Mitosis:A Reckoners Story(2)
People looked at us, but nobody came over. When some of them saw me watching, they lowered their eyes and continued on.
Sam sighed, crossing his arms on top of his cart. “Sorry, Steelslayer. They’re too afraid.”
“Afraid of hot dogs?” I said.
“Afraid to get comfortable with freedom,” Sam said, watching a woman rush past and head into the understreets, where most people still lived. Even with sunlight up here now, and no Epics to torment them … even with painted walls and colors … they still hid below.
“They think the Epics will return,” Abraham said with a nod. “They are waiting for the other shoe to drop, so to speak.”
“They’ll change,” I said, stubbornly stuffing more of my hot dog into my mouth. I talked around the bite. “They’ll see.”
That was what this had all been about, right? Killing Steelheart? It had been to show that we could fight back. Everyone else would understand, eventually. They had to. The Reckoners couldn’t fight every Epic in the country on our own.
I nodded to Sam. “Thanks. For what you do.”
He nodded. It might seem silly, but Sam opening his hot dog stand was one of the most important events this city had seen in ten years. Some of us fought back with guns and assassinations. Others fought back with a little hot dog stand on the corner.
“We’ll see,” Sam said, pushing away the coins I’d set down, all but two nickels to pay for our hot dogs. We’d gone back to using American money, though only the coins, and we valued them much higher. The city government backed them with food stores, at Tia’s suggestion.
“Keep it all,” I said. “Give free hot dogs to the first ten who come today. We’ll change them, Sam. One bite at a time.”
He smiled, but pocketed the money. As Abraham and I walked off, Tia’s voice, terse and distracted, came in over my earpiece. “Do you two have a report?”

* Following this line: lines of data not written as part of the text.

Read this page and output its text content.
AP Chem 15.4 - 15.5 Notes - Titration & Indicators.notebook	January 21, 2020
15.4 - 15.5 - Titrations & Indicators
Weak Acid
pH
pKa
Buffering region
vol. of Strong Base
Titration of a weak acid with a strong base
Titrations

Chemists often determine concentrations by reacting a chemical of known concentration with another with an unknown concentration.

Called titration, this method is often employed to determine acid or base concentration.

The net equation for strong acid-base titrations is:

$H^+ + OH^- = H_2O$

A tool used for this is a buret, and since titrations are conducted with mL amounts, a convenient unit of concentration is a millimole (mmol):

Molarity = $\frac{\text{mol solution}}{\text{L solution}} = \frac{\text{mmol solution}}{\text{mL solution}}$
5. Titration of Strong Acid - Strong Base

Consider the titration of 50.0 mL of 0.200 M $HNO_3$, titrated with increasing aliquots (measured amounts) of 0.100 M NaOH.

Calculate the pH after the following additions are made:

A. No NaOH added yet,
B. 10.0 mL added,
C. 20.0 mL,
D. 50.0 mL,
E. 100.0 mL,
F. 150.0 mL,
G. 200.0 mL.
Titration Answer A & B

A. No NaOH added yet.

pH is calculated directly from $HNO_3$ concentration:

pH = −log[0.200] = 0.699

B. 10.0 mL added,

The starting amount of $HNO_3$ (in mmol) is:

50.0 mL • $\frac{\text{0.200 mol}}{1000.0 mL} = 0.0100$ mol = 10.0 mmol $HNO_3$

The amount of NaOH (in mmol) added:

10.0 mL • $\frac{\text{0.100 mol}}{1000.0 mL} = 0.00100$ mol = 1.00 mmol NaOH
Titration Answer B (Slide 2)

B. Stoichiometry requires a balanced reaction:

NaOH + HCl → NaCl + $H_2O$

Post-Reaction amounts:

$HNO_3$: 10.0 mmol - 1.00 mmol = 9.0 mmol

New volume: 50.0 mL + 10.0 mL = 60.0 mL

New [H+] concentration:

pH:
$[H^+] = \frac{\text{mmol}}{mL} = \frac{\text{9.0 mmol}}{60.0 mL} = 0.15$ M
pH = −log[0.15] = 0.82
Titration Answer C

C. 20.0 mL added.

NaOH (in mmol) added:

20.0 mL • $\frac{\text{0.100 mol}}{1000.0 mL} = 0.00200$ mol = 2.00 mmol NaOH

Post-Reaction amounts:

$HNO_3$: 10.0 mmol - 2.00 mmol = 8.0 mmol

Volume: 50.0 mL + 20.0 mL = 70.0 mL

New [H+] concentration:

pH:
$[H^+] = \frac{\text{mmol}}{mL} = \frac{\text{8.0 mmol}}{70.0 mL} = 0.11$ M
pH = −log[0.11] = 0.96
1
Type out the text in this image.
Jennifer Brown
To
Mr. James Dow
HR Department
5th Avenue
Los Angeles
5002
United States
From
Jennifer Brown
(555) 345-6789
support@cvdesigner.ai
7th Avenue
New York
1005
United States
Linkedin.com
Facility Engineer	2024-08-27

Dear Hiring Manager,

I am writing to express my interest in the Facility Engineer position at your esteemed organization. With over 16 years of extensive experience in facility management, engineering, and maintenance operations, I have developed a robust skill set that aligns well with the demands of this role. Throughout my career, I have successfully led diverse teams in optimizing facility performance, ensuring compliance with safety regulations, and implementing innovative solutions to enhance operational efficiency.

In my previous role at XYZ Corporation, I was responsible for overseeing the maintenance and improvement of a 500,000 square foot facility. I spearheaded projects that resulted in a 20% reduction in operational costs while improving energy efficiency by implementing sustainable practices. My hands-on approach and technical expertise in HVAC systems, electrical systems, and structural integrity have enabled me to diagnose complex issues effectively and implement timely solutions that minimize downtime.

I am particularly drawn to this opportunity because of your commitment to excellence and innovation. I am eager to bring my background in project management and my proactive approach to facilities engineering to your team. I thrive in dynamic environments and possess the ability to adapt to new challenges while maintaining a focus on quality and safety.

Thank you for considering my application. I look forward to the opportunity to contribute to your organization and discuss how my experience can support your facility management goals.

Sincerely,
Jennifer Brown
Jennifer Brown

“The dogs are awesome,” I said.
“Dogs?” she said. “Watchdogs? You’ve been checking on the city kennels?”
“Young David,” Abraham said around a mouthful, “has been instructing me on the local cuisine. They are called ‘hot dogs’ because they’re only good for feeding to animals, yes?”
“You took him to that hot dog stand?” Tia asked. “Weren’t you two supposed to be doing greetings?”
“Philistines, both of you,” I said, cramming the rest of my hot dog into my mouth.
“We are on our way, Tia,” Abraham said.
Abraham and I hiked toward the city gates. The new city government had decided to section off the downtown, and had done so by creating barricades out of steel furniture to block some of the streets. It created a decent perimeter of control that helped us keep tabs on who was entering our city.
We passed people scuttling about on their business, heads down. Sam was right. Most of the population seemed to think the Epics were going to descend upon the city any moment, exacting retribution. In fact, after we’d overthrown Steelheart, a shocking number of people had left the city.
That was unfortunate, as we now had a provisional government in place. We had farmers to work the fields outside, and Edmund using his Epic abilities to provide free power for the whole place. We even had a large number of former members of Steelheart’s Enforcement troops recruited to police the city.
Newcago was working as well now as it had under Steelheart. We’d tried to replicate his organization, only without that whole “indiscriminate murder of innocents” thing. Life was good here. Better than anything else in the remnants of the Fractured States, for certain.
Still, people hid, waited for a disaster. “They will see,” I muttered.
“Perhaps,” Abraham said, eyeing me.
“Just wait.”
He shrugged and chewed his last bit of hot dog. He grimaced. “I do not think I can forgive you for that, David. It was terrible. Tastes should complement one another, not hold all-out war with one another.”
“You finished it.”
“I did not wish to be impolite.” He grimaced again. “Truly awful.”
We walked in silence until we arrived at the first unbarricaded roadway. Here, members of Enforcement processed a line of people wanting to enter. People with Newcago passports—farmers or scavengers who worked outside of the downtown—went right through. Newcomers, however, were stopped and told to wait for orientation.
“Good crowd today,” I noted. Some forty or fifty people waited in the newcomer line. Abraham grunted. The two of us walked up to where a man in black Enforcement armor was explaining the city rules to a group in worn, dirty clothing. Most of these people would have spent the last years outside of civilization, dodging Epics, surviving as best they could in a land ruled by nested levels of tyrants, like Russian dolls with evil little faces painted on them.